WHO suggests 3 formulae of sampling for pharmaceutical ingredients in Technical Report Series TRS-929 - Annex 4, “WHO Guidelines for sampling of pharmaceutical products and related materials”.

 n-plan: This plan is used when the material is uniform and supplier is recognised and reliable. Sample can be taken from any part of the container. Samples are taken by using the formula n=1+√N. Sampling units are selected randomly and all containers shall be sampled if those are four or less in number.

p-plan: Samples are taken using this plan only when material is received from the reliable sources and identification of material is being done. Sampling is done by using the formula p=0.4√N and samples are collected in separate sample containers.

r-plan: r-plan is used when the material is suspicious and received from the unknown source. Sampling is done using the formula r=1.5√N. It gives the more number of samples than the n-plan to build the confidence level.

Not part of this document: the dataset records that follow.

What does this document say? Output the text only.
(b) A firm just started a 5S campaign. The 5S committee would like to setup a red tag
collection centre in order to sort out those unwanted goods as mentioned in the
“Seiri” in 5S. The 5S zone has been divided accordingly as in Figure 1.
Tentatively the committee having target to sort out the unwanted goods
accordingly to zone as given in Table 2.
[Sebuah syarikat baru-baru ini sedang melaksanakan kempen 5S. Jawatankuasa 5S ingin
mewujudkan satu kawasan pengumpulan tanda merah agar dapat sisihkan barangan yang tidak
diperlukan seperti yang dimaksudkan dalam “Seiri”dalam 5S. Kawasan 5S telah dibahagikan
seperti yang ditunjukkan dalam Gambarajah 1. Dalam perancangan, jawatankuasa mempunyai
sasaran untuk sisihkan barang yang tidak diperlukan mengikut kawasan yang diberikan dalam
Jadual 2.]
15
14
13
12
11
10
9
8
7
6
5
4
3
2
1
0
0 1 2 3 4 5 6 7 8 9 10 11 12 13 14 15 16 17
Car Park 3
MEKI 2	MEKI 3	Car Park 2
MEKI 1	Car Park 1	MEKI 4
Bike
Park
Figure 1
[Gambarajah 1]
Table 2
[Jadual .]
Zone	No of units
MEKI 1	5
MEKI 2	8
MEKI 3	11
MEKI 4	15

All samples are collected separately and transferred to quality control laboratory for identification. If sample passes the identification test; sample is analyzed for the assay.
Department of Human Health Services, Food and Drug Administration (FDA) clearly writes in 21 CFR Part 111 Docket No. 2007N–0186 that there are a lot of sampling plans but we use SQRT n+1 and also suggests to sample 4 from 10 containers, 11 from 100 containers and 32 from 1000 containers.
Therapeutic Goods Administration, Australia (TGA) states in its guideline “Sampling and testing of complementary medicines” that formula √n+1 can be used for the sampling of the excipents and sampling of the active material can be reduced.
Therefore, √n+1 is a widely accepted formula for the determination of the containers to sampled in pharmaceuticals and all major regulatory agencies recommend the same.